Bringing Falmouth’s waterfront into the town centre, with an alternative, and much needed public open ‘green’ space. The Cornish coastal experience in the heart of the town centre.
The landscape design Falmouth Harbour Park is an alternative approach to a large public ‘green’ space, with emphasis on multiple planting layers and their inter-relationships, coupled with wildlife friendly, naturalistic planting design.
The site is currently a large car park (Church Street), dominating a large section of the harbour side of Falmouth town centre.
The Cornish coast has provided great inspiration for the aesthetic of this landscape design, creating a naturalistic and ecologically influenced public space with year round interest. Pathways of Cornish stone will provide a journey through a coastal influenced planting scheme, including swathes of wild perennials, heathers and grasses. A space that encourages a sense of sharing our environment with other animals. Undulating earth mounds with drifts of planting and grassy areas mimic the rolling coastal hills, the pathways cutting through create a network of intriguing journeys, each one a little different from the last. Native woodland planting will provide areas of shade and investigation, giving a connection to the wider natural environment that can be seen along the wider coastline.

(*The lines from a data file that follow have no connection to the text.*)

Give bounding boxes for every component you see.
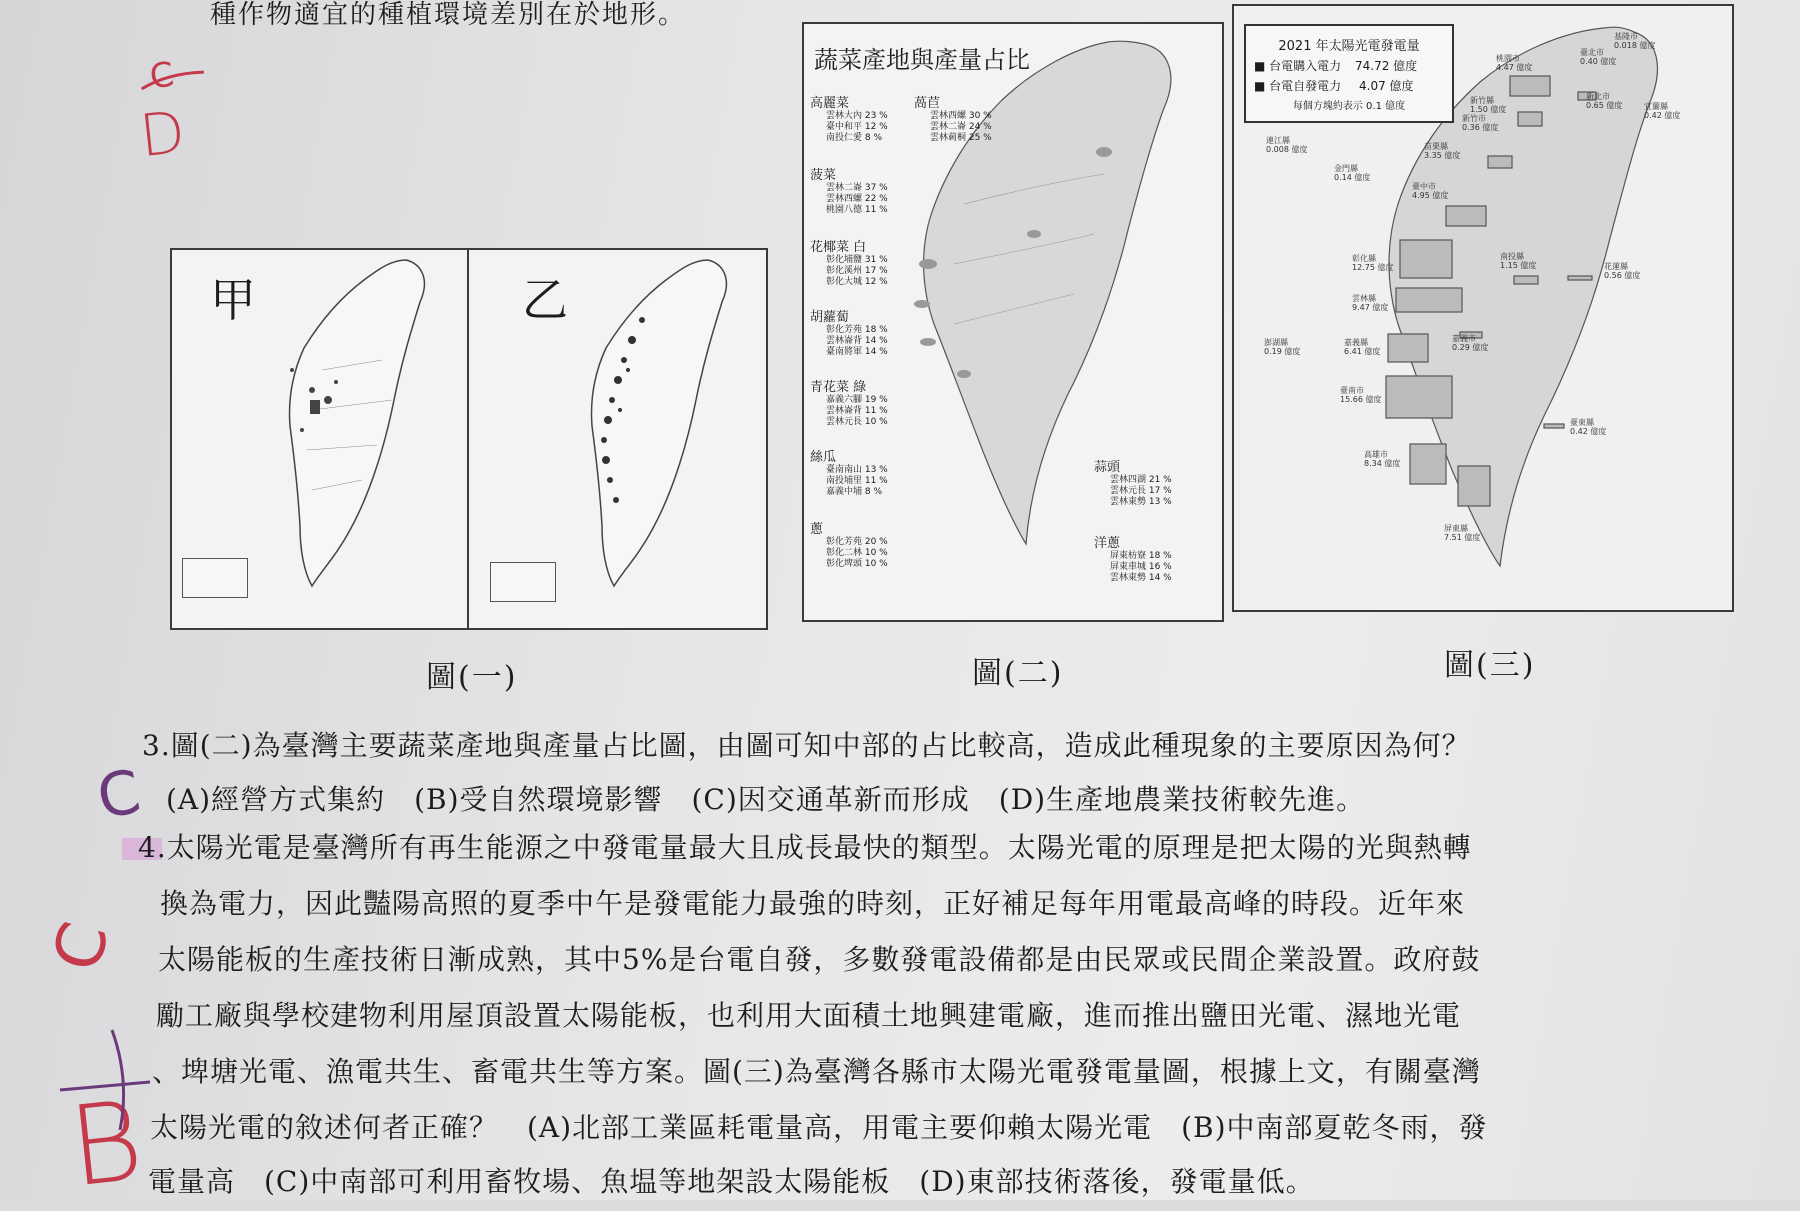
county-label: 連江縣 0.008 億度 [1266, 136, 1308, 154]
figure1-left-legend [182, 558, 248, 598]
veg-item: 花椰菜 白 彰化埔鹽 31 % 彰化溪州 17 % 彰化大城 12 % [810, 240, 888, 287]
veg-item: 洋蔥 屏東枋寮 18 % 屏東車城 16 % 雲林東勢 14 % [1094, 536, 1172, 583]
veg-item: 絲瓜 臺南南山 13 % 南投埔里 11 % 嘉義中埔 8 % [810, 450, 888, 497]
county-label: 金門縣 0.14 億度 [1334, 164, 1371, 182]
veg-item: 菠菜 雲林二崙 37 % 雲林西螺 22 % 桃園八德 11 % [810, 168, 888, 215]
question4-line: 太陽光電的敘述何者正確？ (A)北部工業區耗電量高，用電主要仰賴太陽光電 (B)中南部夏乾冬雨，發 [150, 1111, 1488, 1144]
county-label: 臺中市 4.95 億度 [1412, 182, 1449, 200]
county-label: 彰化縣 12.75 億度 [1352, 254, 1394, 272]
figure3-legend [1244, 24, 1454, 123]
question4-line: 太陽能板的生產技術日漸成熟，其中5%是台電自發，多數發電設備都是由民眾或民間企業設置。政府鼓 [158, 943, 1481, 976]
veg-item: 蔥 彰化芳苑 20 % 彰化二林 10 % 彰化埤頭 10 % [810, 522, 888, 569]
legend-self: ■ 台電自發電力 4.07 億度 [1254, 79, 1414, 93]
county-label: 新竹縣 1.50 億度 [1470, 96, 1507, 114]
veg-item: 蒜頭 雲林四湖 21 % 雲林元長 17 % 雲林東勢 13 % [1094, 460, 1172, 507]
handwritten-answer-top: D [136, 97, 189, 171]
county-label: 基隆市 0.018 億度 [1614, 32, 1656, 50]
question4-line: 、埤塘光電、漁電共生、畜電共生等方案。圖(三)為臺灣各縣市太陽光電發電量圖，根據上文，有關臺灣 [152, 1055, 1481, 1088]
handwritten-crossed-answer: C [147, 55, 176, 98]
handwritten-answer-q4-b: B [63, 1076, 149, 1211]
county-label: 嘉義縣 6.41 億度 [1344, 338, 1381, 356]
figure1-caption: 圖(一) [426, 660, 518, 695]
question4-line: 電量高 (C)中南部可利用畜牧場、魚塭等地架設太陽能板 (D)東部技術落後，發電量低。 [148, 1165, 1315, 1198]
square-icon: ■ [1254, 59, 1266, 73]
county-label: 澎湖縣 0.19 億度 [1264, 338, 1301, 356]
county-label: 南投縣 1.15 億度 [1500, 252, 1537, 270]
county-label: 雲林縣 9.47 億度 [1352, 294, 1389, 312]
handwritten-stroke-mark [50, 1020, 160, 1140]
square-icon: ■ [1254, 79, 1266, 93]
figure2-vegetable-map [802, 22, 1224, 622]
county-label: 苗栗縣 3.35 億度 [1424, 142, 1461, 160]
figure2-title: 蔬菜產地與產量占比 [814, 46, 1030, 74]
figure1-taiwan-outlines [172, 250, 766, 628]
taiwan-map-left [290, 260, 425, 586]
figure3-legend-note: 每個方塊約表示 0.1 億度 [1292, 101, 1406, 112]
county-label: 臺北市 0.40 億度 [1580, 48, 1617, 66]
question4-line: 換為電力，因此豔陽高照的夏季中午是發電能力最強的時刻，正好補足每年用電最高峰的時段。近年來 [160, 887, 1466, 920]
county-label: 花蓮縣 0.56 億度 [1604, 262, 1641, 280]
figure2-caption: 圖(二) [972, 656, 1064, 691]
figure3-solar-map [1232, 4, 1734, 612]
figure1-maps [170, 248, 768, 630]
intro-line: 種作物適宜的種植環境差別在於地形。 [210, 0, 687, 30]
figure1-panel-right-label: 乙 [522, 273, 568, 327]
legend-purchase: ■ 台電購入電力 74.72 億度 [1254, 59, 1418, 73]
county-label: 嘉義市 0.29 億度 [1452, 334, 1489, 352]
handwritten-answer-q3: C [92, 756, 146, 834]
question3-options: (A)經營方式集約 (B)受自然環境影響 (C)因交通革新而形成 (D)生產地農業技術較先進。 [166, 783, 1366, 816]
handwritten-answer-q4-a: C [37, 914, 125, 979]
county-label: 宜蘭縣 0.42 億度 [1644, 102, 1681, 120]
county-label: 桃園市 4.47 億度 [1496, 54, 1533, 72]
taiwan-map-right [592, 260, 727, 586]
county-label: 新北市 0.65 億度 [1586, 92, 1623, 110]
question3-stem: 3.圖(二)為臺灣主要蔬菜產地與產量占比圖，由圖可知中部的占比較高，造成此種現象的主要原因為何？ [142, 729, 1471, 762]
county-label: 臺東縣 0.42 億度 [1570, 418, 1607, 436]
county-label: 臺南市 15.66 億度 [1340, 386, 1382, 404]
county-label: 新竹市 0.36 億度 [1462, 114, 1499, 132]
figure1-panel-left-label: 甲 [210, 273, 256, 327]
figure3-caption: 圖(三) [1444, 648, 1536, 683]
figure1-right-legend [490, 562, 556, 602]
veg-item: 青花菜 綠 嘉義六腳 19 % 雲林崙背 11 % 雲林元長 10 % [810, 380, 888, 427]
county-label: 屏東縣 7.51 億度 [1444, 524, 1481, 542]
figure3-title: 2021 年太陽光電發電量 [1278, 39, 1420, 54]
question4-line: 4.太陽光電是臺灣所有再生能源之中發電量最大且成長最快的類型。太陽光電的原理是把太陽的光與熱轉 [138, 831, 1472, 864]
county-label: 高雄市 8.34 億度 [1364, 450, 1401, 468]
veg-item: 胡蘿蔔 彰化芳苑 18 % 雲林崙背 14 % 臺南將軍 14 % [810, 310, 888, 357]
veg-item: 高麗菜 雲林大內 23 % 臺中和平 12 % 南投仁愛 8 % [810, 96, 888, 143]
veg-item: 萵苣 雲林西螺 30 % 雲林二崙 24 % 雲林莿桐 25 % [914, 96, 992, 143]
question4-line: 勵工廠與學校建物利用屋頂設置太陽能板，也利用大面積土地興建電廠，進而推出鹽田光電、濕地光電 [156, 999, 1462, 1032]
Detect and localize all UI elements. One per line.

Weaving in and amongst the planting layers and In contrast to typical large formal lawns, grassy areas are an intricate part of the whole park, giving a garden feel to a large public space. Lawn areas act as pathways, leading the user in amongst the plants, and up and over the earth mounds. The lawns are both a physical and visual connection between all the planting areas. A specific mix of lawn flowers have been included to provide the opportunity to give a further dimension of colour and user experience.
Bands of heathers taper out from the perennial drifts, weaving amongst grassy areas, providing a tough carpet for anyone to sit on, and for children to enjoy running up and over the mounds. The planting thins out even further in the far corners of the park, nestling in amongst the rocks.